For the next 20 minutes, a staff member greeted people at the door, walked to each of us asking us if we had our tag and running back to shelves to get tags if people forgot. (She handled the situation really well!) Aside from the one angry man who spoke loudly on his phone to the manager demanding a refund for the time he spent waiting . . . the rest of us had a great time! It was the most chatty bunch of shoppers that I’ve been with for a long time.

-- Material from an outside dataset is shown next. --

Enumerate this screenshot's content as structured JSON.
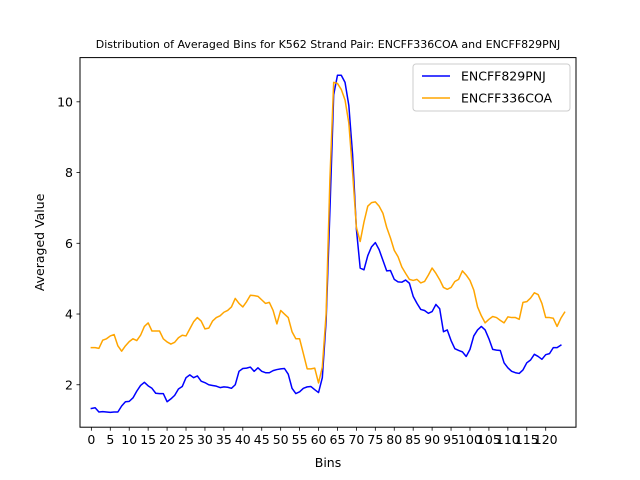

The guy in front of me smelled so thickly of alcohol, I was surprised that he needed more, but he clung onto his tequila bottle and said he wasn’t leaving the store without it. He reminisced about the good old days when scanners hadn’t been invented, when price tags were stickers and how you could switch the stickers around if you were quick enough. His eyes twinkled and he seemed to come alive with this 20 minute wait as we all closely stood together. The people behind me decided to share the same tag because they were buying the same brand of beer. They became buddies. The 10 people on the other side of the cashier started chatting, sharing tags, encouraging the young cashiers that they were doing a good job as they hand wrote each purchase and calculated price, gst, and deposit amounts on paper, old-school style.
For a moment, as I stood and watched and listened, I felt like I was in the foyer of my church.
We long to be known. And when we’re forced to look each other in the eyes and interact, something amazing happens. I’m not against technology. It makes transactions efficient, simplifies life and allows me to do my banking from my living room couch. But, it also permits us to live in a hurry–conveniently avoiding contact with others.
As I drove away, I was intrigued. I liked what happened in there. I liked being so close to so many random people and being “forced” to interact. It made me wonder about elevators, buses, doctor waiting rooms . . . and it made me want to remember how good it felt to be humans together - even in the liquor store. I wondered if this experience was rare for many of those people.
Sometimes I think that elderly people know this secret already. They seem more free in their spirits to casually chat in the grocery store or laugh about something in the parking lot or take time to tell a story. They seem gracious when things take more time than usual and often wave me ahead of them, assuming I’m in a rush.
I don’t know if I’ll ever stand in line behind my tequila friend again, but if I do, I’m gonna bring up that day and see if he remembers. Those little moments can mean something, perhaps more than we realize.